Presentación en el Templo

La presentación en el templo sólo se relata en el evangelio de San Lucas:

Cuando se cumplieron los ocho días para circuncidar al niño, le pusieron por nombre Jesús, como lo había llamado el ángel antes de su concepción.

Cuando se cumplieron los días de su purificación, según la ley de Moisés, lo llevaron a Jerusalén para presentarlo al Señor, de acuerdo con lo escrito en la ley del Señor: «Todo varón primogénito será consagrado al Señor», y para entregar la oblación, como dice la ley del Señor: «un par de tórtolas o dos pichones». (Lc  2, 21-24)

 
La ley de Moisés decía que la mujer, después del parto, cuarenta días después del nacimiento de un hijo varón y ochenta de una hija, debía purificarse en el templo y dejar allí su ofrenda. Consumado el sacrificio, la mujer quedaba limpia de la impureza del parto. En el caso de la gente pobre, no se exigía sacrificar un cordero, sino dos palomas o tórtolas.
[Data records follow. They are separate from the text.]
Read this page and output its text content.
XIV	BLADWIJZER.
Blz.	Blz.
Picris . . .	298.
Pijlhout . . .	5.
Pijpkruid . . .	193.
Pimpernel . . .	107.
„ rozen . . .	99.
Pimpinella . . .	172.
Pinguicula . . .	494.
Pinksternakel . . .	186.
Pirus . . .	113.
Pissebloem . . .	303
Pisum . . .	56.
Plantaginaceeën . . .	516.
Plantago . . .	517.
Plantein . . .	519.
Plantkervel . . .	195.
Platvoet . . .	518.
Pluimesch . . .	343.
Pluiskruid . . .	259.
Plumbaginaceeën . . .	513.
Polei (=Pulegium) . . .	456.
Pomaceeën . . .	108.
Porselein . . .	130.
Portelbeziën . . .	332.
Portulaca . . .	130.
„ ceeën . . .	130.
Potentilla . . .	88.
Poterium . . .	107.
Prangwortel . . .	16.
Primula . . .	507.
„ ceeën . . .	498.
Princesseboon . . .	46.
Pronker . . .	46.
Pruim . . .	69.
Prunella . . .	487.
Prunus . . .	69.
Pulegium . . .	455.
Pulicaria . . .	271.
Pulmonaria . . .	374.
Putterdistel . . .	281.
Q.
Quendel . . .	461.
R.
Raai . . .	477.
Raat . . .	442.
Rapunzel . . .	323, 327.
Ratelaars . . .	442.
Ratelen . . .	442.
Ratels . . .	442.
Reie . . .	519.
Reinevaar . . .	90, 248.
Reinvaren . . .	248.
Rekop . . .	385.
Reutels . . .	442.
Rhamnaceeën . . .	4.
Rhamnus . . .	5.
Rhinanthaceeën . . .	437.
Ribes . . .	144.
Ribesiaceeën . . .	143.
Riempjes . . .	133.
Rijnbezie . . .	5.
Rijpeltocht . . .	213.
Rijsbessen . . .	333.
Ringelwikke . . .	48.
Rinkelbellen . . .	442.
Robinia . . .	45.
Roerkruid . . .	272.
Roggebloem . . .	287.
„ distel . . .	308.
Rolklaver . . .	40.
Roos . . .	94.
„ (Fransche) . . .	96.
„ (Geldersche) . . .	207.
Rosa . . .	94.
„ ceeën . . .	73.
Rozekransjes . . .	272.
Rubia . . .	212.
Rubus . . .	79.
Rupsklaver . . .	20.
Sabemos que Cristo fue concebido sin mancha de pecado y que su Madre permanecía Virgen. Por eso, a ella evidentemente no le correspondía esta disposición de la ley. Sin embargo, a los ojos del mundo, le obligaba el mandato. Y entonces, con toda humildad, como María es obediente en todo al Dios de su pueblo, se somete a esta ceremonia tradicional y hace la ofrenda de los pobres: dos palomas.

Una segunda ley ordenaba ofrecerle a Dios al hijo varón primogénito. Desde la salida de Egipto, todo primogénito era propiedad de Dios y tenía que ser rescatado, mediante cierta suma de dinero. María cumplió también estrictamente con todas estas ordenanzas. Por supuesto, Cristo estaba exento de esa ley, ya que es el Hijo de Dios. Sin embargo quería darnos ejemplo de humildad, obediencia y devoción al renovar públicamente la propia oblación al Padre.

María no necesitaba purificarse, porque Dios la había preservado de toda mancha de pecado desde su concepción inmaculada. Y el Niño Jesús, por su parte, tampoco necesitaba ser ofrecido a Dios, porque era ya todo de Él desde la eternidad.

No obstante, María se somete libremente a las prescripciones de la ley de Moisés y acepta purificarse. Y Jesús ofrece al Padre el acto de su filial obediencia y devoción presentándose a Él en el templo a los pocos días de su nacimiento.

¿Por qué hacen esto si no era necesario para ellos? Lo hacen para que nosotros nos viésemos libres del yugo de la ley. Tanto María como Jesús, se sometieron voluntariamente a la Ley para liberarnos a nosotros de ella. Esto forma parte de plan de Dios de Salvación, Dios se hace hombre, se encarna en el seno de la Virgen María, para ser verdadero hombre y verdadero Dios y así poder redimirnos. Dios comienza esta redención desde el mismo momento de la Encarnación, aunque culmine con su pasión y muerte en la cruz.

¡Qué hermoso gesto de humildad y de obediencia amorosa a Dios de estas dos almas santísimas!.

Puedo aprender de su humildad dándome cuenta que aunque, con mi visión terrenal, me parezca que me merezco algunos privilegios, honores o alabanzas, tal vez por mis buenos actos, o por mi fe, o por mi piedad, o por la caridad que demuestro hacia el prójimo, etc., debo reconocer que no soy yo en realidad quien los merezco, sino Dios, porque lo bueno que hay en mí, no es cosa mía, sino que es esa semilla del Verbo Encarnado, esa imagen de Dios, que actúa en mi buscando hacer el Bien, buscando la Bondad y la Verdad. Dios cuando me dio la vida, me hizo a su imagen, sembró en mi corazón su Bondad y su Amor. Y esto es lo que me hace ser bueno, tener fe y caridad. Por eso los méritos son de Dios y no míos.

Puedo también aprender de su obediencia aceptando aquello que Dios me pide y me da. No entenderé a veces el porqué de algunas cosas, incluso algunas me parecerán injustas y dolorosas. Pero debo tener confianza en Dios, en que Él sabe lo que es necesario por mi bien y mi salvación y por el bien y la salvación de todos los seres humanos. Dios me soñó antes de que naciese y me puso en este momento de la historia junto con estas personas que hay a mí alrededor, no por casualidad, sino porque Él tiene un plan para mí y todo encaja en su plan de salvación de la humanidad. Yo debo aprender a obedecer y tener la esperanza de que algún día, cuando esté en su presencia, entenderé todo lo que ahora no entiendo.